What Does Technology Mean to You?

I’ve been attending the NSTA conference in Birmingham, Alabama, the last couple of days and I’ve been pondering something that has occurred to me at other, similar events. Just what does technology mean to educators?

I work in somewhat of a technology “bubble”. My school district is has a one-to-one program in its high school and spends a good deal of money on various programs and subscriptions to empower teachers to actively use technology on a daily basis in our classrooms. The school I work for is exceptionally technology rich. Any staff development that I attend for my school or for my district has an implied “bring your laptop” policy, and everyone just knows that they need to show up charged and ready to go.

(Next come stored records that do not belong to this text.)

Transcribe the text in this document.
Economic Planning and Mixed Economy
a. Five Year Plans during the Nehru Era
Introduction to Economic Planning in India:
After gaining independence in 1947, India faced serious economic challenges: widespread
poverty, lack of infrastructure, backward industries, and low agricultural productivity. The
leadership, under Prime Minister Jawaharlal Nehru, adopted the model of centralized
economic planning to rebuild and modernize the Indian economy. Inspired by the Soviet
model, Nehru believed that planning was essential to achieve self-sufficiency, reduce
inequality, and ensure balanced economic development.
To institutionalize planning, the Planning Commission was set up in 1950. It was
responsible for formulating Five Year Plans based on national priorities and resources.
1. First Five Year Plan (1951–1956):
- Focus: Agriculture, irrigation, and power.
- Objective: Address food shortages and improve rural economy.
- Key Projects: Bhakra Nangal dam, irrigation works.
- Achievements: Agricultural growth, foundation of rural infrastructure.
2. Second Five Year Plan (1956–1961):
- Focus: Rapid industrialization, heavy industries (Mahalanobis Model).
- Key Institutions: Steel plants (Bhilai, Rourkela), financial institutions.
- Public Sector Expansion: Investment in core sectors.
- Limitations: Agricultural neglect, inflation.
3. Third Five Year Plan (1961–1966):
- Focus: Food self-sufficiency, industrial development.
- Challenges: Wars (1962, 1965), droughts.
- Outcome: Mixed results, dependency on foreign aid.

Whenever I venture out of my bubble and attend events outside of my district, I am amazed at what a difference the support from my district makes. I’ve been to technology conferences where not only does nobody attending have a laptop, the facilities that are provided for presenters are about 5-10 years behind the times. The NSTA conference is no different – the first session I walked into had an old-fashioned overhead projector sitting up front with an apologetic presenter explaining that it was the best she could find and that she’d had to revise her whole presentation to accomodate the outdated technology. I recently presented at a regional TCEA conference and found myself having to think on my feet to adapt my presentation to accomodate older desktop computers and a class full of educators who needed a much more basic workshop than what I had prepared. I try to remind myself that outside of my bubble, resources I see as being simple and basic can be ooos and ahhhs for someone else.

So my question to you is: what does technology mean in your classroom? In my classroom, technology means utilizing web 2.0 resources like Animoto and VoiceThread, using online interactive lab simulations, digital storytelling projects, and using email to communicate with parents and students. Professionally, technology also includes wikis, Twitter, Second Life and other means to collaborate and share with educators from all over the world.

Comment and share – What is technology for you? What things hinder you in your district? In a perfect world, what technology would you use in your classroom? Do you think there can be too much technology in a classroom? Let’s get this discussion started!

Comments

  1. Charlene

    I am a strong believer in the power of technology for leveling the learning for all. Can there be too much technology? If the technology is appropriate, I don’t believe so. Yet, it is often viewed as an “add on.” Such as this comment recently heard from a science teacher at a meeting discussing 21st century skills. “What do I take out of my bucket? My bucket is filled to the brim — I cannot add one more thing to my teaching.”

    How do you find/make time to include these tools in your classroom? What came out of your bucket in order for you to be able to incorporate these tools in your teaching? Our district is like yours, very technology rich (a variety of programs and subscriptions, just-in-time support and up-to-date hardware/software). Our teachers have access, support and encouragement — yet some still see their bucket too full to “add one more thing” — and when their students are high performing, and demonstrate mastery of the subject with “things as they are” — is it really necessary to “add” more technology??

  2. Elaine Plybon

    I’ve had this discussion with co-workers – we sometimes have too many choices, which makes some educators decide to not add anything to their curriculum. I think the district would do better to narrow down the options they provide. For me, I incorporate the technology easily because I never teach the same thing from one year to the next, so my curriculum is constantly being written from scratch, basically. This makes it easy to replace this worksheet with that online activity, or this research paper with that digital media assignment. I do understand the frustration from teachers, though, when they are introduced with some new technology and they all say “hey, that’s great, but I don’t have any idea when I’ll have the time to explore it”.

  3. Lea Anne

    I agree 100% with your confusion on technology in schools. With kids being so tech savvy these days, it is vital we meet them on their own level. If we can’t make it relevant, our efforts will be lost.